Im bundesweiten Wettbewerb um das Zukunftszentrum für europäische Transformation und Deutsche Einheit rechnet sich Jena gute Chancen aus. «Wir glauben, dass wir im Standortwettbewerb mit den anderen ostdeutschen Bewerberstädten sehr gut punkten können», sagte Oberbürgermeister Thomas Nitzsche (FDP) am Dienstag in Erfurt. Dazu trage auch bei, dass die Thüringer Landesregierung sich in der Vorwoche hinter die Jenaer Bewerbung gestellt habe. Jena erfülle alle notwendigen Kriterien, die in der Ausschreibung vorausgesetzt wurden.

Der Oberbürgermeister sagte, er sei auch froh, dass eine zwischenzeitliche Vorfestlegung auf Frankfurt (Oder) wieder aufgehoben und das Verfahren in einen offenen Wettbewerb überführt wurde. Die Bewerbung von Frankfurt (Oder) wird vom Land Brandenburg und von Mecklenburg-Vorpommern und Berlin unterstützt. Sachsen-Anhalt unterstützt die Stadt Halle. In Sachsen wollen Leipzig und Plauen eine gemeinsame Bewerbung erarbeiten.

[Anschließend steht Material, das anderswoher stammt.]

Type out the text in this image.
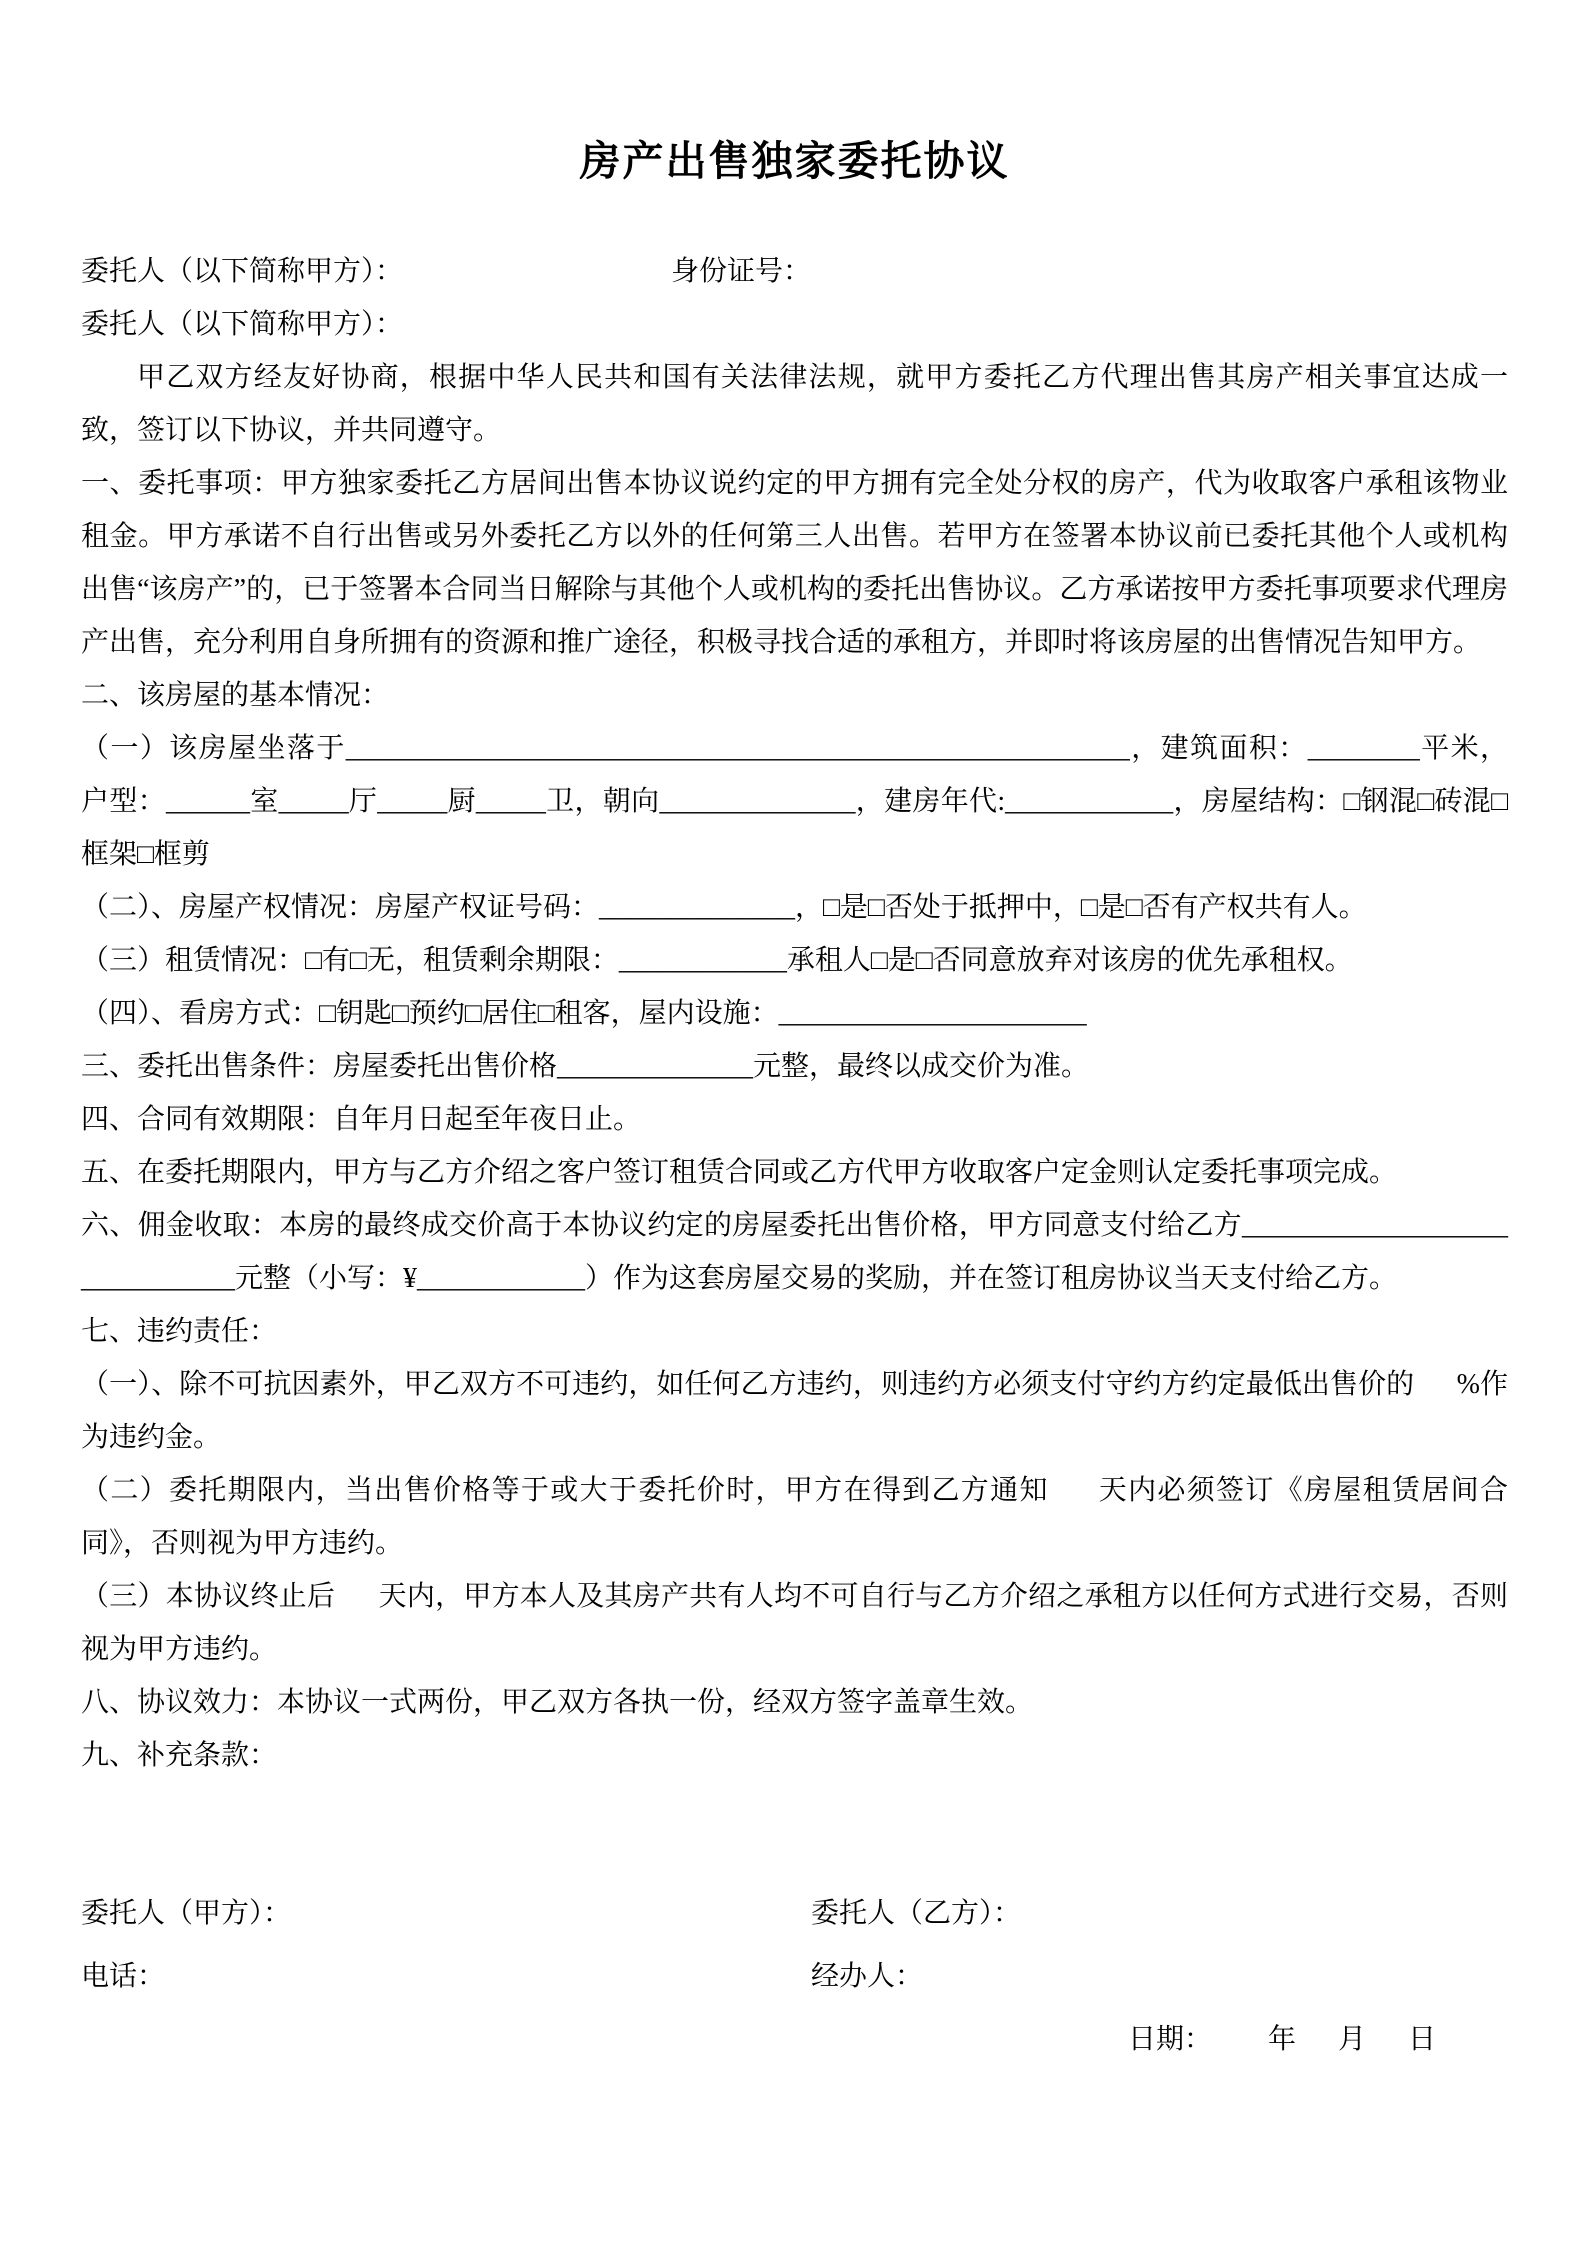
房产出售独家委托协议
委托人（以下简称甲方）：	身份证号：
委托人（以下简称甲方）：
甲乙双方经友好协商，根据中华人民共和国有关法律法规，就甲方委托乙方代理出售其房产相关事宜达成一致，签订以下协议，并共同遵守。
一、委托事项：甲方独家委托乙方居间出售本协议说约定的甲方拥有完全处分权的房产，代为收取客户承租该物业租金。甲方承诺不自行出售或另外委托乙方以外的任何第三人出售。若甲方在签署本协议前已委托其他个人或机构出售“该房产”的，已于签署本合同当日解除与其他个人或机构的委托出售协议。乙方承诺按甲方委托事项要求代理房产出售，充分利用自身所拥有的资源和推广途径，积极寻找合适的承租方，并即时将该房屋的出售情况告知甲方。
二、该房屋的基本情况：
（一）该房屋坐落于________________________________________________________，建筑面积：________平米，户型：______室_____厅_____厨_____卫，朝向______________，建房年代:____________，房屋结构：□钢混□砖混□框架□框剪
（二）、房屋产权情况：房屋产权证号码：______________，□是□否处于抵押中，□是□否有产权共有人。
（三）租赁情况：□有□无，租赁剩余期限：____________承租人□是□否同意放弃对该房的优先承租权。
（四）、看房方式：□钥匙□预约□居住□租客，屋内设施：______________________
三、委托出售条件：房屋委托出售价格______________元整，最终以成交价为准。
四、合同有效期限：自年月日起至年夜日止。
五、在委托期限内，甲方与乙方介绍之客户签订租赁合同或乙方代甲方收取客户定金则认定委托事项完成。
六、佣金收取：本房的最终成交价高于本协议约定的房屋委托出售价格，甲方同意支付给乙方______________________________元整（小写：¥____________）作为这套房屋交易的奖励，并在签订租房协议当天支付给乙方。
七、违约责任：
（一）、除不可抗因素外，甲乙双方不可违约，如任何乙方违约，则违约方必须支付守约方约定最低出售价的      %作为违约金。
（二）委托期限内，当出售价格等于或大于委托价时，甲方在得到乙方通知      天内必须签订《房屋租赁居间合同》，否则视为甲方违约。
（三）本协议终止后      天内，甲方本人及其房产共有人均不可自行与乙方介绍之承租方以任何方式进行交易，否则视为甲方违约。
八、协议效力：本协议一式两份，甲乙双方各执一份，经双方签字盖章生效。
九、补充条款：
委托人（甲方）：	委托人（乙方）：
电话：	经办人：
日期：        年      月      日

Das Zukunftszentrum soll bis 2028 in einer ostdeutschen Stadt entstehen und Forschung, Begegnung und Ausstellungen zu Fragen der Transformation ermöglichen. Damit verbunden sind Investitionen von über 200 Millionen Euro und 200 Arbeitsplätze. Die Bundesregierung will mit dem Zentrum die Erfahrung der Ostdeutschen mit Wandel und Umbrüchen würdigen. Die Bewerbungsphase läuft bis Ende September.